Should the reader look to Robert Colvile’s essay in The Sunday Times of November 22, 2020, for his answer to the conundrums enunciated by Mr. Sunak, and reported upon here at The Financial Times ? The headline gives the game away:
Headline: In case no one has told you yet, debt’s piling up and there’s only one way out — growth
The headlines could have been from parallel dimensions. One day the prime minister was announcing the biggest boost to the defence budget in decades.
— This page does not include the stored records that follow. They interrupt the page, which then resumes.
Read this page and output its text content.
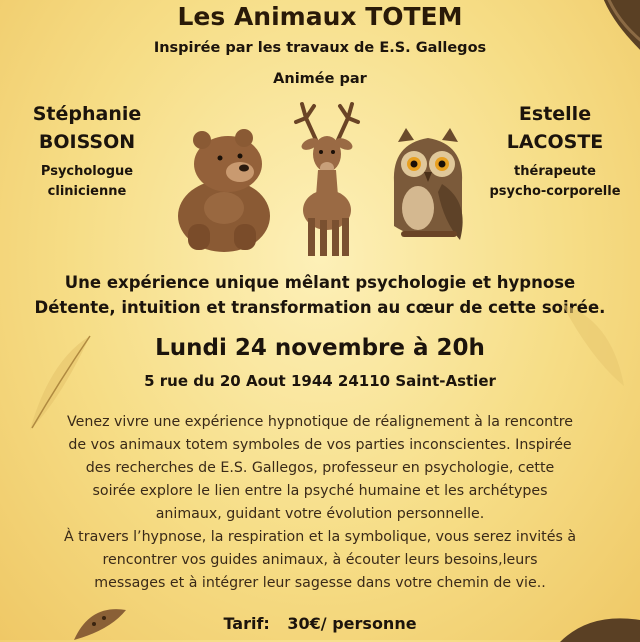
Les Animaux TOTEM
Inspirée par les travaux de E.S. Gallegos
Animée par
Stéphanie
BOISSON
Psychologue
clinicienne
Estelle
LACOSTE
thérapeute
psycho-corporelle
Une expérience unique mêlant psychologie et hypnose
Détente, intuition et transformation au cœur de cette soirée.
Lundi 24 novembre à 20h
5 rue du 20 Aout 1944 24110 Saint-Astier
Venez vivre une expérience hypnotique de réalignement à la rencontre
de vos animaux totem symboles de vos parties inconscientes. Inspirée
des recherches de E.S. Gallegos, professeur en psychologie, cette
soirée explore le lien entre la psyché humaine et les archétypes
animaux, guidant votre évolution personnelle.
À travers l’hypnose, la respiration et la symbolique, vous serez invités à
rencontrer vos guides animaux, à écouter leurs besoins,leurs
messages et à intégrer leur sagesse dans votre chemin de vie..
Tarif: 30€/ personne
The next, the Treasury was reported to be preparing a public-sector pay freeze amid record borrowing figures and a national debt topping £2 trillion.
This hairpin turn from boom to bust doesn’t just suggest schizophrenic media management. It reflects the fact that despite the ejection of Dominic Cummings and Lee Cain, the government is still deeply divided over the fundamental issue of how much we can afford to spend.
During the pandemic, the government has spent and borrowed at extraordinary levels. Billions upon billions have been ploughed into furlough, test and trace, the desperate trolley dash for PPE and all the rest of it. It will surpass the 2018-19 budget for NHS England three times over.
Its ‘as if’ the ghosts of Hayek and Thatcher have conspired to inhabit Mr. Colvile, in tandem, producing the tinny echo of Neo-Liberalism’s collapsed Utopianism.